When the editor of the Journal of Economic Perspectives writes “Mysteries of Modern Inflation”:
The theory of inflation that I learned long ago suggested that inflation should creep up when an economy is running near full employment, but will come back down during a recession. However, for almost two decades now, the rate of core inflation (that is, inflation not counting the volatile movements in oil and food prices) has stayed low and hasn’t budged by very much.
At one level, low and stable is clearly good news. But at another level, it raises a question of whether we really understand the causes of inflation. And if we don’t understand it, how much confidence can we have that it will remain low and stable.
Something must be very wrong in the Kingdom of Denmark.
Just a few years ago, we had the “reverse mystery” or the mystery of the missing disinflation:
What’s at stake: The missing disinflation – or even deflation – in the Great Recession has generated a large literature, which proposes a set of possible tweaks to the traditional Phillips curve.

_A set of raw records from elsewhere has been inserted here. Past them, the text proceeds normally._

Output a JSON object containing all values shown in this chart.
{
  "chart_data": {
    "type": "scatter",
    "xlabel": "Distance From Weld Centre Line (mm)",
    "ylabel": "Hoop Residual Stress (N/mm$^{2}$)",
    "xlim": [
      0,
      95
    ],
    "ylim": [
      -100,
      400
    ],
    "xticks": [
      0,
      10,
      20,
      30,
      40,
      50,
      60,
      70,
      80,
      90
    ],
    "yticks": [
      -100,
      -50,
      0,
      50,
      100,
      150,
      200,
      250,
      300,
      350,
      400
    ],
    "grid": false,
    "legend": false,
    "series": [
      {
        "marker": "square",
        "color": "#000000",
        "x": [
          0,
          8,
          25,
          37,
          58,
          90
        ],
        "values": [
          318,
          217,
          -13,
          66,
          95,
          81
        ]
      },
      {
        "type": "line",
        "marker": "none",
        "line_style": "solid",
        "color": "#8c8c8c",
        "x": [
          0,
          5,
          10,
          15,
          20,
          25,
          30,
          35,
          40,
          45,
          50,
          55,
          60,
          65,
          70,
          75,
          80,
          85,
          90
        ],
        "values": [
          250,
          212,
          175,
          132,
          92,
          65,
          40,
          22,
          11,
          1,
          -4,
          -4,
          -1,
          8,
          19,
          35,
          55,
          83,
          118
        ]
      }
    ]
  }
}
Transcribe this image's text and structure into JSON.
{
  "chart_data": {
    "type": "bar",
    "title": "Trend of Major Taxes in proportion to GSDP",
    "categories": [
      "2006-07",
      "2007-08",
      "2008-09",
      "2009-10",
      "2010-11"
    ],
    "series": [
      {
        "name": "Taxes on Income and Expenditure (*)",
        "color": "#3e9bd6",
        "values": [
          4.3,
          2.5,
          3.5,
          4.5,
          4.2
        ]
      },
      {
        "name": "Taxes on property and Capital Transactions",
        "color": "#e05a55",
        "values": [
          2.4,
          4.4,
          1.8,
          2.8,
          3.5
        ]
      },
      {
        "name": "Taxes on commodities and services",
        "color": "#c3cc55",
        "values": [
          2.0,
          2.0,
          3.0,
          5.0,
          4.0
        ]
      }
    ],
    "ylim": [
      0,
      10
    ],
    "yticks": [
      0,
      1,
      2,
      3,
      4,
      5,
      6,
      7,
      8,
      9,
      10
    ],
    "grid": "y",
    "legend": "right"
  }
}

The fact is that for more than 20 years, since 1994, core PCE inflation has averaged 1.7%. In the last seven years, the average has been 1.6%! Headline inflation, jostled by supply shocks, has averaged 1.8% and 1.5%, respectively.
In the past, no one cared that inflation was below 2%, simply because there was no specified numerical target. Now, with inflation remaining below the specified 2% target, it´s a “mystery”, with the Fed risking losing credibility.
The chart illustrates.
Before and after 2006, inflation has remained indistinguishable. Before and after 2006, nominal spending (NGDP) growth has, excluding 2008-09, remained stable, but at a lower level after 2010. That explains inflation remaining stable.
The “victim” of the lower stable NGDP growth has been the growth of real output, which has dropped from an average of 3.4% in 1994-05, to 2.1% since 2010.